Cette biographie du Père Émile Anizan (1853-1928), rigoureusement construite et documentée, attendue depuis le colloque qui lui fut consacré à l'Institut catholique de Paris les 13-14 novembre 1992 (Éd. du Cerf, 1995), offre un grand intérêt pour comprendre l'histoire de l'Église dans la situation française mouvementée du début du XXe siècle et la crise moderniste. L'auteur précise la vie, l'œuvre et l'influence de cet ''apôtre des classes populaires qui souffrit de et dans l'Église'' (Préface, p. III).
Conscient de sa vocation de vivre au service du peuple pour le réconcilier avec l'Évangile, il reçut après douze années de vicariat l'autorisation de rejoindre les Frères de Saint-Vincent-de-Paul, fondés par Le Prévost pour agir selon l'esprit et les méthodes de Frédéric Ozanam, et qui pratiquaient l'égalité entre les frères laïcs et les prêtres. À Sainte-Anne de Charonne, Anizan découvrit la précarité des conditions de vie de cette population d'artisans, d'ouvriers, d'employés, les conséquences désastreuses de l'irruption de la maladie ou du chômage dans un foyer, le drame de la vieillesse. Un des intérêts de ce livre se trouve dans la description de la vie religieuse du Paris populaire à la fin du XIXe siècle. Anizan notait les sources du détachement religieux : l'exode des provinciaux, la formation insuffisante reçue au cours de l'enfance, le service militaire, le climat d'incrédulité et d'immoralité des ateliers et des usines, l'hostilité des sociétés politiques, les carences de la pastorale. L'auteur montre comment Anizan engagea une dynamique missionnaire en donnant la priorité à l'apostolat assuré par les familles ouvrières elles-mêmes : par les membres du bureau de charité, des comités du bien, l'organisation d'une Sainte-Famille, il constitua une communauté toujours ouverte qui ne cessa de recevoir de nouvelles personnes du quartier, leur assurant un soutien matériel et moral ainsi qu'un cadre religieux. Anizan accueillit aussi le syndicat des employés de la gare de Lyon et celui des ébénistes : ils ressemblaient plus à des confréries qu'à un groupement professionnel.

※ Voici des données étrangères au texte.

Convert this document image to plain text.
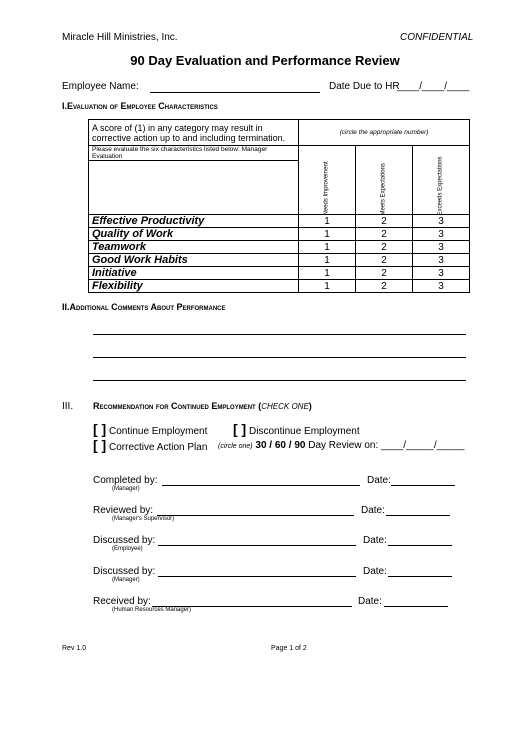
Miracle Hill Ministries, Inc.	CONFIDENTIAL
90 Day Evaluation and Performance Review
Employee Name:	Date Due to HR
____/____/____
I.Evaluation of Employee Characteristics
A score of (1) in any category may result in corrective action up to and including termination.	(circle the appropriate number)		
Please evaluate the six characteristics listed below: Manager Evaluation			
	Needs Improvement	Meets Expectations	Exceeds Expectations
Effective Productivity	1	2	3
Quality of Work	1	2	3
Teamwork	1	2	3
Good Work Habits	1	2	3
Initiative	1	2	3
Flexibility	1	2	3
II.Additional Comments About Performance
III. Recommendation for Continued Employment (CHECK ONE)
[ ] Continue Employment [ ] Discontinue Employment
[ ] Corrective Action Plan (circle one) 30 / 60 / 90 Day Review on: ____/_____/_____
Completed by:
(Manager)
Date:
Reviewed by:
(Manager's Supervisor)
Date:
Discussed by:
(Employee)
Date:
Discussed by:
(Manager)
Date:
Received by:
(Human Resources Manager)
Date:
Rev 1.0	Page 1 of 2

L'auteur s'attache à la compréhension de l'état d'esprit de l'Institut où, entre 1894 et 1906, une division éclata entre les religieux. Elle correspondait à celle des catholiques français par rapport à l'attitude du pape Léon XIII (p. 177). Élu premier assistant en 1894, Anizan fut réélu en 1904. Simultanément, comme la direction de l'Union des œuvres était confiée à l'Institut en 1898, Anizan dut en prendre la responsabilité : par la revue L'Union, dont il écarta articles théoriques ou polémiques, il en fit une tribune pour la diffusion de ses idées et un observatoire de la situation religieuse (p. 271), mais il évita''d'organiser des réunions au cours desquelles l'association défendrait les positions de la droite''. Anizan maintenait l'idéologie du Syllabus (p. 251-252, 786) : ses articles désignaient les adversaires ''de la cause du bien et de Dieu'' : les francs-maçons, les socialistes, les protestants et les juifs (sans faire preuve d'antisémitisme). Différemment, les publications du Père Maignen entraînaient une partie de la congrégation pour ''édifier un modèle politico-religieux qui faciliterait l'évangélisation des pauvres'' (p. 787) : la France serait sauvée, affirmait-il, ''par un nationalisme réellement chrétien et catholique, et celui de Maurras l'est vraiment'' (p. 337, note 1). Le Père Leclerc, Supérieur général, continua de soutenir financièrement le journal La Vérité française (p. 366), restreignit les pouvoirs des assistants élus, s'entoura de conseillers particuliers comme le Père Maignen, de sorte qu'un groupe minoritaire exerça son emprise contre Anizan et les autres assistants élus, lesquels saisirent la Congrégation des évêques et réguliers. Celle-ci confia la mission d'effectuer une visite apostolique à l'archevêque de Paris qui désigna Mgr Amette. Le Père Leclerc mourut avant la tenue du chapitre extraordinaire qui élit le Père Anizan comme Supérieur général à la majorité des trois quarts des capitulants.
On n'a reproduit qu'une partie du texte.